Host: The Japan Society of Mechanical Engineers
Name : [in Japanese]
Date : September 25, 2019 - September 27, 2019
In this research, we conducted to generate Convolutional Neural Network (CNN) models which can distinguish between cancer cells and normal cells in the large intestine under 11 input image size (number of pixels) conditions (50×50 px, 100×100 px, 200×200 px, 300×300 px, 400×400 px, 500×500 px, 600×600 px, 700×700 px, 800×800 px, 900×900 px, 1000×1000 px) for the purpose of clarifying the effect of the input image size on the cancer cells identification in colorectal cancer pathology image.

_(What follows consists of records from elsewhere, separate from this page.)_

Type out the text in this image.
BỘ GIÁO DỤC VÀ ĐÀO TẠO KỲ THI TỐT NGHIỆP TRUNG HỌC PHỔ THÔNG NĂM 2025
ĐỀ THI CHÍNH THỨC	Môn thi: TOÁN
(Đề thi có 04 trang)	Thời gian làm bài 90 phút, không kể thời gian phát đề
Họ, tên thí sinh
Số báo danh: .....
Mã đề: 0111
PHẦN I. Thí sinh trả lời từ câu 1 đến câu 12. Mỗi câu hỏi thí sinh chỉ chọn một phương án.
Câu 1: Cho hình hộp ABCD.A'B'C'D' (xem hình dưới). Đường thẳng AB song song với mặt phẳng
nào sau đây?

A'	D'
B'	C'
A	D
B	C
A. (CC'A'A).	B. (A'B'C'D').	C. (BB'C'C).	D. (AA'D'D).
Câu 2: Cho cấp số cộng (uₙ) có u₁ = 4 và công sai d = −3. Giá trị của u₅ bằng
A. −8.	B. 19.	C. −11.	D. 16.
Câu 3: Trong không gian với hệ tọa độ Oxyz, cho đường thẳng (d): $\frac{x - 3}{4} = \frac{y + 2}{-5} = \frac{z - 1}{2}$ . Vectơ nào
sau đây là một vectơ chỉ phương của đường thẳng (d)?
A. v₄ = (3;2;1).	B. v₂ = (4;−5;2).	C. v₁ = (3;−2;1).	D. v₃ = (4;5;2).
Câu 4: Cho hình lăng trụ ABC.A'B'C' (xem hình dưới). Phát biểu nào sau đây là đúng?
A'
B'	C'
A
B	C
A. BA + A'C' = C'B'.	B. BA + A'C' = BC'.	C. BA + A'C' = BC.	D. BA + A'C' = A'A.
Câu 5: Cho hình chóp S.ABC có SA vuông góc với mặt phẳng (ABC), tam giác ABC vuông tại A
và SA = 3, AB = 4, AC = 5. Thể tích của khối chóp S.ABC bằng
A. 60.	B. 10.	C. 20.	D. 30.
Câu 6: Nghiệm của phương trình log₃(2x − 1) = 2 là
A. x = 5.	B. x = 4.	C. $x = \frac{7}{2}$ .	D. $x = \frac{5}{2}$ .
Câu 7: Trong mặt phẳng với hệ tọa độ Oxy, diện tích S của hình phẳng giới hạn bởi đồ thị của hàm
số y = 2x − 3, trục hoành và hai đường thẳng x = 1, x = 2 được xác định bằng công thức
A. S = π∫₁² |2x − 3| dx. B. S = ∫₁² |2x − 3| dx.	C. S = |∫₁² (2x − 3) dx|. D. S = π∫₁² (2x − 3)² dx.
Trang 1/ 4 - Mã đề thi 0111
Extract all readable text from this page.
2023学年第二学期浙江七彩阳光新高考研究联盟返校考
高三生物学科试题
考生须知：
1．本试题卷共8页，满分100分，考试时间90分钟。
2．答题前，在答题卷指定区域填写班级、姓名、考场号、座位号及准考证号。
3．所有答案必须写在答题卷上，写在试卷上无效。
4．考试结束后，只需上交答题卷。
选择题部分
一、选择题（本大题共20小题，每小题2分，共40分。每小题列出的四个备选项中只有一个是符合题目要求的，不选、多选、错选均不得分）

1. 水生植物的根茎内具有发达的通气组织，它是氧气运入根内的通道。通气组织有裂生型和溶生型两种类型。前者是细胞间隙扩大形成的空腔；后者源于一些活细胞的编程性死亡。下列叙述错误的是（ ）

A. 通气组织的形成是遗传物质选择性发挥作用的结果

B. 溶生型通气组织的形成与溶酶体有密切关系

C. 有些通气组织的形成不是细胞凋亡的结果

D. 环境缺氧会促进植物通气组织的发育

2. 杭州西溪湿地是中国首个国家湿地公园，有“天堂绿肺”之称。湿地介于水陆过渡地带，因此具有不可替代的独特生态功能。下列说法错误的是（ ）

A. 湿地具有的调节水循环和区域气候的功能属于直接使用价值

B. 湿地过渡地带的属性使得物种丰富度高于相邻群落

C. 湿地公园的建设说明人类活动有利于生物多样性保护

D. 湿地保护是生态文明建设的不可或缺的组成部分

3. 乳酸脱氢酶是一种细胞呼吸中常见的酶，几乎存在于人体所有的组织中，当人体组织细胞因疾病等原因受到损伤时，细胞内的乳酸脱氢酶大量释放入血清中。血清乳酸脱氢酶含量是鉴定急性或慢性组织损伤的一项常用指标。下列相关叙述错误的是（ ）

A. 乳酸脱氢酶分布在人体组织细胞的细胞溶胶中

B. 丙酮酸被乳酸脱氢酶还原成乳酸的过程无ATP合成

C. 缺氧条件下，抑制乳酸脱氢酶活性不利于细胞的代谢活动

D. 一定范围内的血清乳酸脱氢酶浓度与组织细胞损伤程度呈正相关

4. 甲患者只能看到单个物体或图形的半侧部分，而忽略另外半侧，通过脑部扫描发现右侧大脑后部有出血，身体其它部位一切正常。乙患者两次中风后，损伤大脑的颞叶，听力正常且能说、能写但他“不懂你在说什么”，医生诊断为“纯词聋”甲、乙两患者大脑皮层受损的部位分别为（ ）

When we conducted to train models, we calculated model accuracy by 5-fold cross validation in each condition. As a result, the accuracy rate increased as input image size increased in 3 conditions (50×50 px, 100×100 px, 200×200 px). However, the accuracy rate of the model trained by 4 conditions (700×700 px, 800×800 px, 900×900 px, 1000×1000 px) were lower than that trained by other conditions. These results are thought to be caused by setting the kernel size to the same value in all conditions. Therefore, we concluded that it is necessary to determine an appropriate kernel size and stride for each input image size which can extracted features included in the input image when we conduct to generate a model for the purpose of distinguish between cancer cells and normal cells in the large intestine.